I would simply leave this statute as the Congress wrote it and affirm the judgment of the District Court.
Notes
“All persons are prohibited from importing into the United States from any foreign country any obscene book, pamphlet, paper, writing, advertisement, circular, print, picture, drawing, or other representation, figure, or image on or of paper or other material, or any cast, instrument, or other article which is obscene or immoral . . . . No such articles whether imported separately or contained in packages with other goods entitled to entry, shall be admitted to entry; and all such articles and, unless it appears to the satisfaction of the collector that the obsсene or other prohibited articles contained in the package were inclosed therein without the knowledge or consent of the importer, owner, agent, or consignee, the entire contents of the package in which such articles are contained, shall be subject to seizure and forfeiture as hereinafter provided . . . . Provided, further, That the Secretary of the Treasury may, in his discretion, admit the so-called classics or books of recognized and established literary or scientific merit, but may, in his discretion, admit such classics or books only when imported for noncommercial purposes.
“Upon the appearance of any such book or matter at any customs office, the same shall be seized and held by the collector to await the judgment of the district court аs hereinafter provided; and no protest shall be taken to the United States Customs Court from the decision of the collector. Upon the seizure of such book or matter the collector shall transmit information thereof to the district attorney of the district in which is situated the office at which such seizure has taken place, who shall institute proceedings in the district court for the forfeiture, confiscation, and destruction of the book or matter seized. Upon the adjudication that such book or matter
thus seized is of the character the entry of which is by this section prohibited, it shall be ordered destroyed and shall be destroyed.
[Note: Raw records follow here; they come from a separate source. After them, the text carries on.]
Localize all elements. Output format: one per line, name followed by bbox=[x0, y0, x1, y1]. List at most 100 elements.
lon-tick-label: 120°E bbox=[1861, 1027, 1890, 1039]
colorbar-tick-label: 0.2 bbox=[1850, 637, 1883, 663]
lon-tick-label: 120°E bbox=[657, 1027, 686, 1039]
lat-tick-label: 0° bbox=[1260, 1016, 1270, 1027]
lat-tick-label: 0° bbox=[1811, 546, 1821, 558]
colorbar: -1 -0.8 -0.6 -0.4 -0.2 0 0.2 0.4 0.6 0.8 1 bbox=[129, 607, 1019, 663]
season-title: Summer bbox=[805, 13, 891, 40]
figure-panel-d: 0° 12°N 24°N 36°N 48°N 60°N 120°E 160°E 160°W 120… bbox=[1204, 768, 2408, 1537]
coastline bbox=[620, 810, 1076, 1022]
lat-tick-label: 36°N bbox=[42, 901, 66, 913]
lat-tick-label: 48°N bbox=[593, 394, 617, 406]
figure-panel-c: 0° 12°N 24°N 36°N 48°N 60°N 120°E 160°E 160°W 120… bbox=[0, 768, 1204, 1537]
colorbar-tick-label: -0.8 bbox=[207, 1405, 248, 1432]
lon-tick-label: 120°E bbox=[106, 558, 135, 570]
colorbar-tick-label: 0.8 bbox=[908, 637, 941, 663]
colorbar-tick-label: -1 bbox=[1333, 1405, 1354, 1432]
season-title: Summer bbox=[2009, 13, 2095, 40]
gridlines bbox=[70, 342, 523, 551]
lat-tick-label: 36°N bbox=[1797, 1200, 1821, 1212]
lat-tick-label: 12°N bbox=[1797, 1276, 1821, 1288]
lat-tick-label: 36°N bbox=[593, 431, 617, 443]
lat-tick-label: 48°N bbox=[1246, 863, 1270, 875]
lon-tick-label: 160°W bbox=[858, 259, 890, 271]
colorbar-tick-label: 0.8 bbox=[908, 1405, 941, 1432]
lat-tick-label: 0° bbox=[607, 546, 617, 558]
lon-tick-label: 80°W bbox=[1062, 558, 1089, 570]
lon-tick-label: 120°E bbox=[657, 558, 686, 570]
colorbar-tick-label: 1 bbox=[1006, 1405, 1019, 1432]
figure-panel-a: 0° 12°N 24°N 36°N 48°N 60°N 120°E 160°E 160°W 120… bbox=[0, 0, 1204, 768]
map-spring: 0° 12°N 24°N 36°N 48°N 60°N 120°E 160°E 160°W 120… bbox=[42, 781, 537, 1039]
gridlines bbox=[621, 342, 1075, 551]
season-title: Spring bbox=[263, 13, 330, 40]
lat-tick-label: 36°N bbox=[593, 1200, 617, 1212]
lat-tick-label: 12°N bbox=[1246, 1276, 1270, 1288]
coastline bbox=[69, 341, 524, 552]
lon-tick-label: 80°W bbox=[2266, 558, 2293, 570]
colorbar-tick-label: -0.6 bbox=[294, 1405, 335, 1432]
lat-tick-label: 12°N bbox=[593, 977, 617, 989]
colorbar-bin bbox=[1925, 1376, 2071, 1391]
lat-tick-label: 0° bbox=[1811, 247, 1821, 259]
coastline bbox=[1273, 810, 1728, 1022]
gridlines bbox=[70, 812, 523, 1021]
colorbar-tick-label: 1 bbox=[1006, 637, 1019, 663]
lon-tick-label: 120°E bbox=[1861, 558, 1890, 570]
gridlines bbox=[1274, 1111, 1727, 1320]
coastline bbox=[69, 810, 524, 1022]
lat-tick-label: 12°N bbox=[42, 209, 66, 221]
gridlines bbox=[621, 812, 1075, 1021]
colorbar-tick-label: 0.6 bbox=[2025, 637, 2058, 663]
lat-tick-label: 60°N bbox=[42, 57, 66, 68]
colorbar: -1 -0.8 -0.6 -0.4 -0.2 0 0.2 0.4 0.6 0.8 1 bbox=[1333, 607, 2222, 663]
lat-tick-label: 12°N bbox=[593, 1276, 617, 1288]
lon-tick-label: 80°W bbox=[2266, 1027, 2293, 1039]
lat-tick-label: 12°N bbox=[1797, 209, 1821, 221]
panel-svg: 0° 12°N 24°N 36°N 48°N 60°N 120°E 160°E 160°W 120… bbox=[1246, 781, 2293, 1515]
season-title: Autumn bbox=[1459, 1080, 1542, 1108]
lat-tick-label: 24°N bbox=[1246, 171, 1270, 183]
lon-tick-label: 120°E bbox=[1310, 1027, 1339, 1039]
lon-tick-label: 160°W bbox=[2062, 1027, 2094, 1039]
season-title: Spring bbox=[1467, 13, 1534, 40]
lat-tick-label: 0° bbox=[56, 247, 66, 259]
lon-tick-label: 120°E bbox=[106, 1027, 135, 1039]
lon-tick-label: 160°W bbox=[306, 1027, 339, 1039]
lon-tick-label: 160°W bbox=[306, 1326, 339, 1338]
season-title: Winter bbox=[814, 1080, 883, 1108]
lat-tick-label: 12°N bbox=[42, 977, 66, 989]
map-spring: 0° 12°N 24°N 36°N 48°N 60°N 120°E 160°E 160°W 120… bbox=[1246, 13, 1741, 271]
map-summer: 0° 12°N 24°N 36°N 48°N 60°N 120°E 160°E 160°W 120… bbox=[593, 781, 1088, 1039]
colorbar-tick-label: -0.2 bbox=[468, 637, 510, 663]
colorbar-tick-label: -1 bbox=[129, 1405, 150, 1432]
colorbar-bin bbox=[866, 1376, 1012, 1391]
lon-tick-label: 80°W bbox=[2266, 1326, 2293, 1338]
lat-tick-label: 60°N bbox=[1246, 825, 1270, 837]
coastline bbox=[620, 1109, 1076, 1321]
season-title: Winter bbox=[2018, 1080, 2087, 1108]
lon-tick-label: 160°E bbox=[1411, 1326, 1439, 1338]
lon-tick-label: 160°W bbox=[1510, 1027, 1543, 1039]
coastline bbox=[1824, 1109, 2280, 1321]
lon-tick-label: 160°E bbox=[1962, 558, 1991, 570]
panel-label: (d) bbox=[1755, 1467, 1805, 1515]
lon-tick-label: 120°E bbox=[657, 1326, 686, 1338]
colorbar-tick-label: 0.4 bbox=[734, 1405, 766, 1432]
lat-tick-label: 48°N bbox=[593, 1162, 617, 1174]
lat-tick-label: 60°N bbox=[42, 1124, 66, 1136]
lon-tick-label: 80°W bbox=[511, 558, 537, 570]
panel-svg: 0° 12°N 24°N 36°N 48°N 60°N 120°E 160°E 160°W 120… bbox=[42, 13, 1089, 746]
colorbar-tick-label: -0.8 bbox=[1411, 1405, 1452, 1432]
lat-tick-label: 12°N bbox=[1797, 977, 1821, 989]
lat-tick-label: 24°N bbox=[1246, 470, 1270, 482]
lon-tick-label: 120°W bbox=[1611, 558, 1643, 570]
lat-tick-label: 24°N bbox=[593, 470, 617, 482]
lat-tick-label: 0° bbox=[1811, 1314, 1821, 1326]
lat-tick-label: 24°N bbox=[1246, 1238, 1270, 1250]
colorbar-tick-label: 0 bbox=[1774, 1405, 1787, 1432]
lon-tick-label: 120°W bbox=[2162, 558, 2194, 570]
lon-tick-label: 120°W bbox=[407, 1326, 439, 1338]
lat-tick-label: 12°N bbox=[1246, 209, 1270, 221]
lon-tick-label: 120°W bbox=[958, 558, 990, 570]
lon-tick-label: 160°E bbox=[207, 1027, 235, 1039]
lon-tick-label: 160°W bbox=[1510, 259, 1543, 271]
Upon adjudication that such book or matter thus seized is not of the character the entry of which is by this section prohibited, it shall not be excluded from entry under the provisions of this sеction.“In any such proceeding any party in interest may upon demand have the facts at issue determined by a jury and any party may have an appeal or the right of review as in the case of ordinary actions or suits.”
As MR. JUSTICE WHITE‘S opinion correctly says, even if seizure of material for private use is unconstitutional, the statute can still stand in appropriately narrowed form, and the seizure in this case clearly falls within the valid sweep of such a narrowed statute. Ante, at 375, n. 3.